Reste le financement du solde : sur le cas type à La Trinité, le reste à charge d'un ménage très modeste ressort à 6 000 € après aide ANAH et prise en charge de l'accompagnement. Étalé sur quinze ans en éco-prêt à taux zéro, cela représente de l'ordre de 35 € par mois, à comparer aux 1 270 € d'économie annuelle attendue sur la facture d'énergie.
À l'échelle du territoire, le volume concerné se mesure : 259 diagnostics publiés pour 1 000 résidences principales, de l'ordre de 1 842 maisons individuelles, 1 963 logements encore chauffés au gaz ou au fioul, soit 44 % du parc. Ce volume ne préjuge d'aucune éligibilité individuelle : il indique seulement où se concentrent, à La Trinité, les situations où le scénario décrit sur cette page a le plus de chances d'être pertinent.
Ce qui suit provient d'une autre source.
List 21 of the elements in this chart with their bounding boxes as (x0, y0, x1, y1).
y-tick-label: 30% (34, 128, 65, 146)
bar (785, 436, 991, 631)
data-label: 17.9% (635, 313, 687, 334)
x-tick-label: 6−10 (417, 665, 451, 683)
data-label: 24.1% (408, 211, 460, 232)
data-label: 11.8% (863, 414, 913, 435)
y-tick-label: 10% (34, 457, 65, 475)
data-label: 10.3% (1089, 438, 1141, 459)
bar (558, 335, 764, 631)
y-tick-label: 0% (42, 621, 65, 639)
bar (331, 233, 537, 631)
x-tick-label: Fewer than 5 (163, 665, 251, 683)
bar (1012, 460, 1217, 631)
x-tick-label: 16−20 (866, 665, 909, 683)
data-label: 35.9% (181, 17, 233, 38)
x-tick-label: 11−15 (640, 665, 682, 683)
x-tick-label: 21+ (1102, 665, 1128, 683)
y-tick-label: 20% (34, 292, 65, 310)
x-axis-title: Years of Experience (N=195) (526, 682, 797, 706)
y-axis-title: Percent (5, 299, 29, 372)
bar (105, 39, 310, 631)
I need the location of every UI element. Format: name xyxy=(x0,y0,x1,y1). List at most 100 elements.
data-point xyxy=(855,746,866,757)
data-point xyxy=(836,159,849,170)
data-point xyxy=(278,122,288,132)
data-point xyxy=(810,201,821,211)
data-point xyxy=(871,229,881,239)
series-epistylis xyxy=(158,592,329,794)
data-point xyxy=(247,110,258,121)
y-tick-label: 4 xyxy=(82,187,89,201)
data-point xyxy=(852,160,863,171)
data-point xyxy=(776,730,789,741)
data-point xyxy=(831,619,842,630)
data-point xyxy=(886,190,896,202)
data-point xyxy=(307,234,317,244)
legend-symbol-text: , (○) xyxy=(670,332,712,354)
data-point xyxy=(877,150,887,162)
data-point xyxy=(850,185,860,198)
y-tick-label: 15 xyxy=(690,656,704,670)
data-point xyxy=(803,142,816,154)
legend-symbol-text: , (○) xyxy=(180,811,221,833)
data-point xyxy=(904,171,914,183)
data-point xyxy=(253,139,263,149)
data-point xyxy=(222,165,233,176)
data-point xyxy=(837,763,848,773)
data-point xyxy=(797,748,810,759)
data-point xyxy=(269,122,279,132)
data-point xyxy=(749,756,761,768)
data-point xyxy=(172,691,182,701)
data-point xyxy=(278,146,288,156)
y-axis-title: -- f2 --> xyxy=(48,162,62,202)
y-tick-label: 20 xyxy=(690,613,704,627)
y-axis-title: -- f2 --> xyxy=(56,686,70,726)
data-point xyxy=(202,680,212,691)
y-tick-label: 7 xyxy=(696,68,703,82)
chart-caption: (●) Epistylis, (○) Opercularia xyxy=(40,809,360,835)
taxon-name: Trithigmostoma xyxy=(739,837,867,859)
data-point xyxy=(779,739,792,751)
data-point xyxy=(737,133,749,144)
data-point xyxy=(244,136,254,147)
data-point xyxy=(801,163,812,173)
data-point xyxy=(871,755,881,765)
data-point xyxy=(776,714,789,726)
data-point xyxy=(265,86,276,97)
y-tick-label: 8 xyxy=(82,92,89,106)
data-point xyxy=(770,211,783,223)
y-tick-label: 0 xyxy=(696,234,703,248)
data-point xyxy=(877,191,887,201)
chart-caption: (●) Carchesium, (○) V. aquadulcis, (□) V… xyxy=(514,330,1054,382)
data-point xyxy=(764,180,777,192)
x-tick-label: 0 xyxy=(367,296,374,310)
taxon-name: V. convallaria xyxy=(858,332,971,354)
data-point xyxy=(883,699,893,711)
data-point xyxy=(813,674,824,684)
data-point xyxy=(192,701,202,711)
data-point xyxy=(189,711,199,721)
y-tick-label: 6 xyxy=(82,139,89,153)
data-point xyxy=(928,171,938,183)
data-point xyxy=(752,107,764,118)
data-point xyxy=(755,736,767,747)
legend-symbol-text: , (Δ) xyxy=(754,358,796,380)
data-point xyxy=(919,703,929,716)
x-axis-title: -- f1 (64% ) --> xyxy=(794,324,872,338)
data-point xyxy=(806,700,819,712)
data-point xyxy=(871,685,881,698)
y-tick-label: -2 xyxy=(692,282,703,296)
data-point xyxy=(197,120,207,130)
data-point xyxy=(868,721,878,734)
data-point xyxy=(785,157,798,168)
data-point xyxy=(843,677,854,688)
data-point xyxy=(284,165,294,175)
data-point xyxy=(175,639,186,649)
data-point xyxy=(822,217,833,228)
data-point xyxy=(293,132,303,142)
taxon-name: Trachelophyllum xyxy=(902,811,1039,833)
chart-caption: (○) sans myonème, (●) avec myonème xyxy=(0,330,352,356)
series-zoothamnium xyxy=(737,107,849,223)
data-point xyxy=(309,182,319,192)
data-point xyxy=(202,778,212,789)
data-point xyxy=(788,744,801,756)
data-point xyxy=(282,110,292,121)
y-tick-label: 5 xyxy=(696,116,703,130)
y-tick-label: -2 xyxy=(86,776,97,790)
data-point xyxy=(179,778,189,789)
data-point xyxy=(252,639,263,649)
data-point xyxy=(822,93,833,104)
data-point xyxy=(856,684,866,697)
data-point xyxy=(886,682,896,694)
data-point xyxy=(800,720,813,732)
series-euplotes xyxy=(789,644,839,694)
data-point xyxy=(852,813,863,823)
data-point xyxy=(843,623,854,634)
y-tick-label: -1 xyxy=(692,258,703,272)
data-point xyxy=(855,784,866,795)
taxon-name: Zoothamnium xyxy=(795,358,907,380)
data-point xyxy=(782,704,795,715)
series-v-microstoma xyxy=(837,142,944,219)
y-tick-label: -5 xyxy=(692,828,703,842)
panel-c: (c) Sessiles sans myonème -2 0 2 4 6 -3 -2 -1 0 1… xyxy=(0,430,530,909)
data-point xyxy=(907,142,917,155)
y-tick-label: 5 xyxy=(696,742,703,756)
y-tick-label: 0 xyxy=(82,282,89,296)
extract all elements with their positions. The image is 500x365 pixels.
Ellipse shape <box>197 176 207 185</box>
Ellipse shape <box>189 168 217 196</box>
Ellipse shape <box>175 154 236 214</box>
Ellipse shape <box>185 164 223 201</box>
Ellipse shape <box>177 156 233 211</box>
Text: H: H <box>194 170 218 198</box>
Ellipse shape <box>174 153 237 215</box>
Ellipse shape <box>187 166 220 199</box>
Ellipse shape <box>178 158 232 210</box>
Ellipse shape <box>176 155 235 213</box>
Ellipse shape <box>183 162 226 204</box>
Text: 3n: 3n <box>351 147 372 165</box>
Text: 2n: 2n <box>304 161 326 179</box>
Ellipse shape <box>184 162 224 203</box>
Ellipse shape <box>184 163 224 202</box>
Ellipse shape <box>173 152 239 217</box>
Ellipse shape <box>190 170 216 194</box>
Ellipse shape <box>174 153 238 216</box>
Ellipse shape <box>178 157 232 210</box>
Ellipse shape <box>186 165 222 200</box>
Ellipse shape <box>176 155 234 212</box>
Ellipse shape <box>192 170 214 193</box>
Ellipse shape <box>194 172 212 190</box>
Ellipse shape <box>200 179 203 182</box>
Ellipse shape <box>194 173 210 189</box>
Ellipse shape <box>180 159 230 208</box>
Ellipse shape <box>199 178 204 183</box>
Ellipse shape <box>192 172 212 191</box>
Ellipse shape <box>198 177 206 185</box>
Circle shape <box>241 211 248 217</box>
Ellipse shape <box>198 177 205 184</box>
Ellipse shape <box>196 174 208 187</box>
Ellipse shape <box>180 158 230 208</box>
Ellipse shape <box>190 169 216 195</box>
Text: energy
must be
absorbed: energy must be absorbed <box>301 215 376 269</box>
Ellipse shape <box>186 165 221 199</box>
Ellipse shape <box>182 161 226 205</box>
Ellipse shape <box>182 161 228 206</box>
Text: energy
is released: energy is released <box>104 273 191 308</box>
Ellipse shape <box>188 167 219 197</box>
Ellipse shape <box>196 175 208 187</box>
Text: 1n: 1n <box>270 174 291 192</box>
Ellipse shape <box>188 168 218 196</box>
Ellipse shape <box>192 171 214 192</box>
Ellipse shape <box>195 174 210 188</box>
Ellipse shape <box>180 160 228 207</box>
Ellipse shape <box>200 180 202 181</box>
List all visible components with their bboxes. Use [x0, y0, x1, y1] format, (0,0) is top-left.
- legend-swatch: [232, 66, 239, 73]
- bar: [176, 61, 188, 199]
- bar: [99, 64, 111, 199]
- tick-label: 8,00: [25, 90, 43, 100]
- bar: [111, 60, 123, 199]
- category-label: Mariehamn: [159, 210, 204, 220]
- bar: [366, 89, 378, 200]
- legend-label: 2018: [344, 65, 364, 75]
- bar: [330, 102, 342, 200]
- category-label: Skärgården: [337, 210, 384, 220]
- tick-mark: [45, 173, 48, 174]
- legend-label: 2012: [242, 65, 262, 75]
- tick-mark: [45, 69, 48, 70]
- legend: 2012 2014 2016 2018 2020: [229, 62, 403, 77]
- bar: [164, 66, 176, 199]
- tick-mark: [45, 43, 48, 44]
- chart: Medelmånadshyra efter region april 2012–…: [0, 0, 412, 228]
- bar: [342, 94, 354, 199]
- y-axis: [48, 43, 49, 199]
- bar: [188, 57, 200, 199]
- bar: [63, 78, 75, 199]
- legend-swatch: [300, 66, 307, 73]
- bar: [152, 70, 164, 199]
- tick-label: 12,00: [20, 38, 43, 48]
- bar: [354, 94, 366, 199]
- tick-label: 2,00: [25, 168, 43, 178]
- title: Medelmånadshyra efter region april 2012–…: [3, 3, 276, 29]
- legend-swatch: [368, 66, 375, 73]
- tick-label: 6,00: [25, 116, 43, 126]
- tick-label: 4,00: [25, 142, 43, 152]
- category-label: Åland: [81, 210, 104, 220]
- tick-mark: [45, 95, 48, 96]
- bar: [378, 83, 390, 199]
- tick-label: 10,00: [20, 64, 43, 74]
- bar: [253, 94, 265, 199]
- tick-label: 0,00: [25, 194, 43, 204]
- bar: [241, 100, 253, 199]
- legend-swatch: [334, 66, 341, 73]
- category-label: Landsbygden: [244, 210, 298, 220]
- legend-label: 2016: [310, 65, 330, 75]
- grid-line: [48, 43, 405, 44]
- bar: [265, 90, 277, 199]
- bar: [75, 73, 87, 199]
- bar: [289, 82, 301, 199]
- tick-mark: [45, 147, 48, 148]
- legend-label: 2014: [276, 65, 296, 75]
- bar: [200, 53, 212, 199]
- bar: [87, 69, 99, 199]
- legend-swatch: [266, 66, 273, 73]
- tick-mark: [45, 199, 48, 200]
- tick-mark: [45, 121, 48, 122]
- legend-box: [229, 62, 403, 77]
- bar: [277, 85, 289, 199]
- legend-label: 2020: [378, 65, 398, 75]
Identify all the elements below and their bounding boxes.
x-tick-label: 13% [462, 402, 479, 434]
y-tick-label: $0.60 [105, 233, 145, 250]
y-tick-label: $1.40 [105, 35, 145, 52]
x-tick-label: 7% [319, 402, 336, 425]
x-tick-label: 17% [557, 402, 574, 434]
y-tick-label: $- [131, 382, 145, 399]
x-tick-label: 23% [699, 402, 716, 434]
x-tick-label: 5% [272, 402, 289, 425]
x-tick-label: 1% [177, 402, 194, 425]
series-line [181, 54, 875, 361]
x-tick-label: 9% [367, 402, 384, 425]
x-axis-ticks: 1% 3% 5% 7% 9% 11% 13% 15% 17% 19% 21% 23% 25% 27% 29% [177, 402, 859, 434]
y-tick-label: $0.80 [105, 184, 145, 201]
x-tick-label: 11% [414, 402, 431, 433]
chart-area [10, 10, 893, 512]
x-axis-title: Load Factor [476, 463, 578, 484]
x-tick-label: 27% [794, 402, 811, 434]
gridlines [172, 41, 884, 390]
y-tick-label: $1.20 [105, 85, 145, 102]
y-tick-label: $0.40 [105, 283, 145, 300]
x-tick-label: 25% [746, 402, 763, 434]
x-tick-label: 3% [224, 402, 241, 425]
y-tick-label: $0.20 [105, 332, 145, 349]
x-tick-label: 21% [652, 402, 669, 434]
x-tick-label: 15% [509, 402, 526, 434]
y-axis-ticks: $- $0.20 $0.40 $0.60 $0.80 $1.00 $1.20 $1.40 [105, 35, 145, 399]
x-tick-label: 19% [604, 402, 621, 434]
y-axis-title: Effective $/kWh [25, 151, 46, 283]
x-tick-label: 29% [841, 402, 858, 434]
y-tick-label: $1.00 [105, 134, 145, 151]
Combien de logements concernés ? À La Trinité, 1 963 résidences principales dépendent d'une énergie fossile (44 % du parc). C'est dans ce sous-ensemble que l'isolation du plancher bas produit les écarts de consommation les plus élevés avant et après travaux.
L'arbitrage se fait en part d'assiette : à La Trinité, le plancher bas en absorbe environ 7 %. Il reste donc de la marge pour les autres lots du bouquet, sachant que l'aide portée par ce seul poste va de 1 238 € à 2 200 € selon la catégorie de ressources.
Mix de chauffage à La Trinité : 52 % d'électricité, 39 % de gaz, 5 % de fioul, 3 % de bois et 0 % de réseau de chaleur. Ce partage détermine l'intérêt réel de l'isolation du plancher bas : un logement raccordé à un réseau vertueux n'appelle pas le même bouquet qu'un logement au fioul.
À l'échelle intercommunale, à La Trinité relève de Métropole Nice Côte d'Azur. Les permanences France Rénov' de ce périmètre instruisent les demandes portant sur l'isolation du plancher bas et recensent les aides locales cumulables, qui viennent en déduction du reste à charge calculé plus haut.
La part de propriétaires occupants — 67 % à La Trinité — dessine le volume de projets réellement engageables à court terme sur l'isolation du plancher bas, soit environ 3 003 logements. Le reste du parc suppose un montage locatif, avec ses propres conditions d'éligibilité.
Le parc local commande la faisabilité : sur 4 482 résidences principales, on estime 1 842 maisons individuelles (41 %) à La Trinité. La hauteur libre disponible en cave ou vide sanitaire y devient l'arbitrage dominant, bien avant le choix de matériau, pour l'isolation du plancher bas.
Le palier de classes se calcule avant de signer : à La Trinité, l'assiette double presque entre le scénario à deux classes (30 000 € HT) et celui à trois (40 000 € HT). Sur un poste de 2 750 € comme le plancher bas, cet écart justifie souvent d'ajouter un lot plutôt que de s'arrêter au minimum.